About me

For roughly 20 years now, I have been searching for purpose, meaning and healing in my own life. While I believe that this kind of search never really ends, I am now at a stage where I would like to support others on their way.

My own search led me through different stages of life and faith, starting with four years of service in the German Navy. Subsequently, I studied law and business administration at the University of Applied Sciences and Arts Bielefeld, Germany, and the Nelson Mandela University, Gqeberha (formerly Port Elizabeth), South Africa. It was there in South Africa, a society where faith still plays a much more central role than in Western Europe today, that my quest for meaning became more focused and deliberate. In South Africa, I learned a great deal about the various branches of Christianity and experienced, for the first time, a sense of homecoming during an Eucharist service in an Anglican church.  

After completing my degree in 2009, I worked for a few years in insolvency and bankruptcy proceedings in Southern Germany. During this time, I first tried to reconnect with the Lutheran Church, in which I was baptised as an infant. But after a few years of discernment, I was received into the Roman Catholic Church and entered the postulate of the Benedictine monastery of Münsterschwarzach. Even though I learned there that a celibate life as a monk was not my way, this formative experience had an immense impact on my life and spirituality. It also led me to study for a second degree in theology, philosophy, and religious studies at the University of Bonn, Germany.

Since around 2017, I knew that joining the Roman Catholic Church was probably not the final stage of my journey in this regard. So I allowed myself to be drawn further and further ‘back’ to the Anglican Church, where it had all somehow begun in South Africa.

At the end of my degree program, I lived for nearly two years in Birmingham, UK. During a placement with the Director of Interfaith Relations for the Bishop of Birmingham, I had the chance to delve into interfaith work with Jews, Muslims, Hindus and Sikhs, which was another very formative experience.

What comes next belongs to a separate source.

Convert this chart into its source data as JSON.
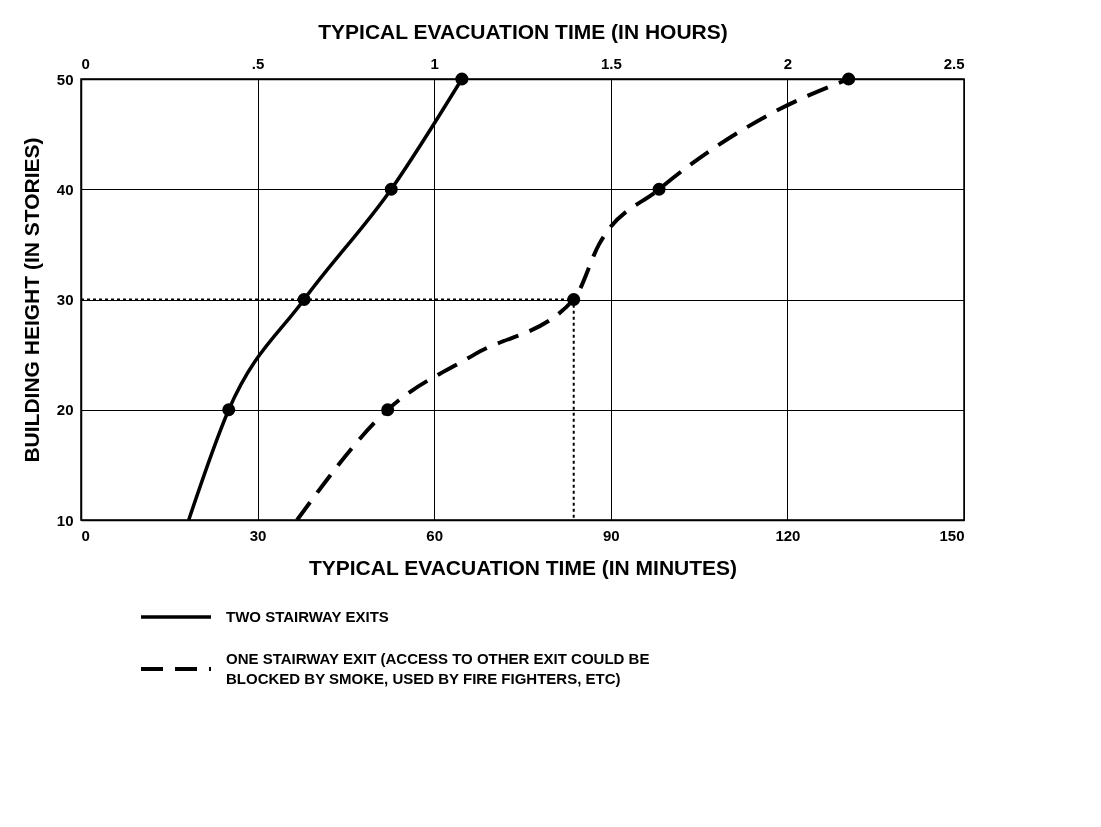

Delayed by the pandemic, a long illness, and an acquired disability, I received my Magister Theologiae degree (a combined Bachelor’s and Master’s degree) in 2022. While I had to put my plans of an academic career at rest because of that illness and disability, I still have an enquiring mind with a deep interest in spirituality and mysticism, monasticism, religious pluralism, history, culture, and politics.

Today, I am married and live with my wife and our dog in Kiel, Germany, and worship at the Anglican Church of St. Thomas à Becket in Hamburg. I am working part-time at my local city council in Kiel and freelancing as a theologian and Spiritual Director. In 2025, I completed the Spiritual Direction training course at Sarum College, Salisbury, UK. I am a member in the network of spiritual directors of the Church of England’s Diocese in Europe and the London Centre for Spiritual Direction.